Greentabs Limited (formerly Mumtaz Food Industries Limited) ran a restaurant in Bradford and also manufactured and sold ready meals under the Mumtaz brand. It was part of a group of companies and in 2012 the group underwent a reorganisation which was broadly as follows:
- 16 December 2012 – the food processing and sale of Indian food business transferred to Mumtaz Foods plc for £1 with most liabilities transferred;
- 16 December 2012 – the restaurant business was transferred to Mumtaz Bradford Ltd for £1 with all liabilities transferred;
- November to December 2012 – an intercompany debt owed by Mumtaz Food Products Limited of circa £1 million was reduced to nil by funds being paid into Greentabs Limited and then paid by Greentabs Limited to or for the benefit of an Employee Benefit Trust (“EBT”); and
- the EBT loaned the circa £1 million to one of the directors, Dr Akbar, to purchase gold bullion.
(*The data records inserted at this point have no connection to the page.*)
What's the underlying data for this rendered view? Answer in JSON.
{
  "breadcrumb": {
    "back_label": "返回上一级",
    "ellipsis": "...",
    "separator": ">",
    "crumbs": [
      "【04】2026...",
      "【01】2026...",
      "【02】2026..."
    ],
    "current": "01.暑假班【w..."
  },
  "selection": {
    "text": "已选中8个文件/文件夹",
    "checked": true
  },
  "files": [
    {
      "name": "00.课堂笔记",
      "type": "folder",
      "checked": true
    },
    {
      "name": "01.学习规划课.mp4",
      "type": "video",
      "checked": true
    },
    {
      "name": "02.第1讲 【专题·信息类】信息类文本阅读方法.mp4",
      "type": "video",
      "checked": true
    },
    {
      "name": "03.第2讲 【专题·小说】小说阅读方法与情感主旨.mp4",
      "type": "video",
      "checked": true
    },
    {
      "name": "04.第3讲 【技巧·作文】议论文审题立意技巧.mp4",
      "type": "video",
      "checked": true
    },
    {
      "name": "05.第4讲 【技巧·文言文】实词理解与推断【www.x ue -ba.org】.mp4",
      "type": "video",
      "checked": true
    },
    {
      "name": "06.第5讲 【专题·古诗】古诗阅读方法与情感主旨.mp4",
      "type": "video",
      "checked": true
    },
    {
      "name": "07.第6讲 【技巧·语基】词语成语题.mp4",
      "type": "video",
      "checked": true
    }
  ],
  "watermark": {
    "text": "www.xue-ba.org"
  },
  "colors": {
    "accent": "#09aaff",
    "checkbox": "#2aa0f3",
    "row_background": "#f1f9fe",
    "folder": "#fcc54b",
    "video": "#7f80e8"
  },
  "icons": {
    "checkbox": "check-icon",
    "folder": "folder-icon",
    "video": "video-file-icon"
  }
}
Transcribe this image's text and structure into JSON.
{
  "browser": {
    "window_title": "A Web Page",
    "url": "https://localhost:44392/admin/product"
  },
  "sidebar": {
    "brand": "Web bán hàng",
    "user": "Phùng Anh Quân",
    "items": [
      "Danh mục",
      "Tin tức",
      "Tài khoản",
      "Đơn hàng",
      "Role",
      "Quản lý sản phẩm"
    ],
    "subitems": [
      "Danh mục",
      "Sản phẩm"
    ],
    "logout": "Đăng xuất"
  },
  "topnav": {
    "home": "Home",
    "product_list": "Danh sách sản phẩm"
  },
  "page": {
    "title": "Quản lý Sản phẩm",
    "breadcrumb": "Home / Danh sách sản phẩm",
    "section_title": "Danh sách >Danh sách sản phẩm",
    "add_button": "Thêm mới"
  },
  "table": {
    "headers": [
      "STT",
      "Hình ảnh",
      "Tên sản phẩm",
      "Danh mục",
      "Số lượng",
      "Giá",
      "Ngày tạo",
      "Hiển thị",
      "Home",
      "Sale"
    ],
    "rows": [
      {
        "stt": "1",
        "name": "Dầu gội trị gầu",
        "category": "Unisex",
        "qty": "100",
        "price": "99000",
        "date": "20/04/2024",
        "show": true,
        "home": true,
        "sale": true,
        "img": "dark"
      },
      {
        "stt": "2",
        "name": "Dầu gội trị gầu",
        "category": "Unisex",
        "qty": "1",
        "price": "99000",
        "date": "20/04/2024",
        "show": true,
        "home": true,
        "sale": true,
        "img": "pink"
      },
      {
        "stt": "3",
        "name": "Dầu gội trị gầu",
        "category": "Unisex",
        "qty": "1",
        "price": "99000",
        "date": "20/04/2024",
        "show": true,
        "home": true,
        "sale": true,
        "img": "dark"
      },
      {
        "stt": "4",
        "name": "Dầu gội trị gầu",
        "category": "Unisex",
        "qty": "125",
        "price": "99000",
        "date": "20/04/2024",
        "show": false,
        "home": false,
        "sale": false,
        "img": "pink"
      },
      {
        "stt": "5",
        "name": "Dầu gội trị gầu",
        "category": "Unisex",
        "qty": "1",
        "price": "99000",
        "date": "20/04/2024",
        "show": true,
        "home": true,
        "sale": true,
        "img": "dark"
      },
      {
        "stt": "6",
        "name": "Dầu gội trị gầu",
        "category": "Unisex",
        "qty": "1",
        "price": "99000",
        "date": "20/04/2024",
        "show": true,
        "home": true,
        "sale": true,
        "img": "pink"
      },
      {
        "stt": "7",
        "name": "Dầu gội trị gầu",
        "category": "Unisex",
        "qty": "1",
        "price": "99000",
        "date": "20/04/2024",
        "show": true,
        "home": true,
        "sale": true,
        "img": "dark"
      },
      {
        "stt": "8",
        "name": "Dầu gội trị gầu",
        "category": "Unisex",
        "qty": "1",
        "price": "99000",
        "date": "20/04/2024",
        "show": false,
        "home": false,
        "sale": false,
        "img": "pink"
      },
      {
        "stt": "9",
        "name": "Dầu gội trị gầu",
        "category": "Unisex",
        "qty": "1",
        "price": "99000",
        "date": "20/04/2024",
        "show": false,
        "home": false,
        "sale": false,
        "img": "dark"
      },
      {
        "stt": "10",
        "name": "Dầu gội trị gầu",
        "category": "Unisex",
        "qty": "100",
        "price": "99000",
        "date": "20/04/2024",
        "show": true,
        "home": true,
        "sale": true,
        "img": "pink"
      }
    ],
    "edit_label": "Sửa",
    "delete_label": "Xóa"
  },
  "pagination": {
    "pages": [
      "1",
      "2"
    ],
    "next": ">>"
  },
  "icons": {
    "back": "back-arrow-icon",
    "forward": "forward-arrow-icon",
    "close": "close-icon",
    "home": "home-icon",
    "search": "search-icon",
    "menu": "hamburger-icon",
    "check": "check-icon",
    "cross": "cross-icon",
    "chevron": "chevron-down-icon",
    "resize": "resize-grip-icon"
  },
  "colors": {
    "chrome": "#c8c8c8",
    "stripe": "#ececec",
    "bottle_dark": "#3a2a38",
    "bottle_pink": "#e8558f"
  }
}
The practical effect of this was that the company was left with little or no assets and some £465,643 of creditors who were not transferred.
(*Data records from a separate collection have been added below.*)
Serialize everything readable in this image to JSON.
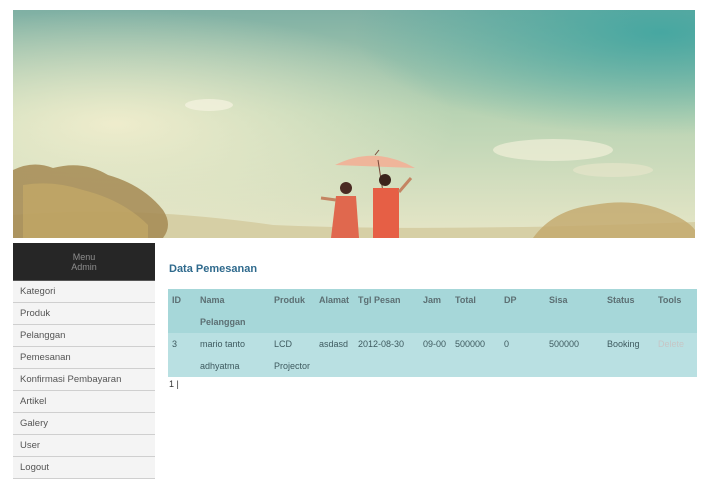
{
  "sidebar": {
    "header_line1": "Menu",
    "header_line2": "Admin",
    "items": [
      "Kategori",
      "Produk",
      "Pelanggan",
      "Pemesanan",
      "Konfirmasi Pembayaran",
      "Artikel",
      "Galery",
      "User",
      "Logout"
    ]
  },
  "main": {
    "title": "Data Pemesanan",
    "table": {
      "headers": [
        "ID",
        "Nama Pelanggan",
        "Produk",
        "Alamat",
        "Tgl Pesan",
        "Jam",
        "Total",
        "DP",
        "Sisa",
        "Status",
        "Tools"
      ],
      "rows": [
        [
          "3",
          "mario tanto adhyatma",
          "LCD Projector",
          "asdasd",
          "2012-08-30",
          "09-00",
          "500000",
          "0",
          "500000",
          "Booking",
          "Delete"
        ]
      ]
    },
    "pager": "1 |"
  },
  "colors": {
    "header_bg": "#262626",
    "table_header": "#a6d7d9",
    "table_row": "#b9e0e2",
    "title": "#2f6a8d"
  }
}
Greentabs Limited was placed into creditors voluntary liquidation in May 2013 with a deficiency, on the basis of claims received, of £1,670,412.
The Secretary of State issued disqualification proceedings alleging that:
“Between 30 November 2012 and 11 December 2012 the directors failed to act in the best interests of the Company when they caused or allowed it to enter into agreements to purchase gold bullion with a value of £976,055 for Dr Akbar’s sole benefit. At the time of the agreements, the Company owed £465,634.27 to seven creditors which remained outstanding at liquidation”.
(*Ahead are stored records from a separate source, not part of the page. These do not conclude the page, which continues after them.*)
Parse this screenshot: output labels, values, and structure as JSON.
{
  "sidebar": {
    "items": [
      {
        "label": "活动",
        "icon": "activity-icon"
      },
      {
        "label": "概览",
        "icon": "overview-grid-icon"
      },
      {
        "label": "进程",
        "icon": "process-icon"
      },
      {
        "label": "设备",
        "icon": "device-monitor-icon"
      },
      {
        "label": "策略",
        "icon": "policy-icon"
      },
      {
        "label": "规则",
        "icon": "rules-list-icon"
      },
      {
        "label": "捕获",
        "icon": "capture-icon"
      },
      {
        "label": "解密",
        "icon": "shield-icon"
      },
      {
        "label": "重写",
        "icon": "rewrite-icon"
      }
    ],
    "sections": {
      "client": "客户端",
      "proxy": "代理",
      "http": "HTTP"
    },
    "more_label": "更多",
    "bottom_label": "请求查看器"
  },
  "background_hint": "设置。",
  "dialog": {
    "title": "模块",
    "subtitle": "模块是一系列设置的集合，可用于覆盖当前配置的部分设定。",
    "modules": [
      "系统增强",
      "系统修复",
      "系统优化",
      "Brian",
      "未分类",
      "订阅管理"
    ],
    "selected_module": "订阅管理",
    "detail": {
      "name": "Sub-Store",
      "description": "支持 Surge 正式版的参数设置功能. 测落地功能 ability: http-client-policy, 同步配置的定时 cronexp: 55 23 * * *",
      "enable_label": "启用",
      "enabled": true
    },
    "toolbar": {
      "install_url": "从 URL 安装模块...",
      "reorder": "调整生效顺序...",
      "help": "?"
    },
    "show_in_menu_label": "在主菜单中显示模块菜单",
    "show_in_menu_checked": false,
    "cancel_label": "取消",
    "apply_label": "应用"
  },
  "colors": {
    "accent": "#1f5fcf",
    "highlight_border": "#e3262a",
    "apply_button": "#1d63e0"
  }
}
After a 5 day trial, His Honour Judge Davis-White QC concluded that:
- the balance sheet as at 16 December 2012 contained information that was available to the directors prior to that date and it showed a balance-sheet insolvent position of £299,655;
- the fact that the company would be rendered net-asset insolvent by the 2012 reorganisation and the fact that there must have been a very serious risk that it would be cash-flow insolvent were enough to have engaged the directors’ duty to act in the best interests of creditors;
- as a result of the reorganisation, the company was at the very least on the brink of insolvency and in a parlous financial position;
- to distribute circa £1 million of assets under the tax-saving scheme was not acting bona fide in the best interests of creditors; and
- if that conclusion was wrong, it was clearly at the least grossly incompetent such as to make the directors unfit to be concerned in the management of a company.
Dr Akbar, the hands-on director and main beneficiary, was disqualified for 6 years. His brothers Mumtaz Akbar and Rab Nawaz Akbar, who deferred to Dr Akbar but were otherwise involved in the company, were disqualified for 3 years each. Fameeda Akbar and Kauser Akbar, who were the wives of Dr Akbar and Mumtaz Akbar and did nothing in the company, were disqualified for 2 years each. Their conduct was described as “abysmal in the sense that there was a complete dereliction in the performance and understanding of their duties”.
The main point of interest from this case is that the Secretary of State avoided criticism of the EBT, but concentrated on the net result of the company’s entering into the scheme. The defendants tried to argue, unsuccessfully, that the scheme was in the best interests of the company.
The case is also a salutary reminder to those who allow themselves to be made directors of companies, but take no part in their management, that they fall to be disqualified for failing to oversee the acts of their fellow directors.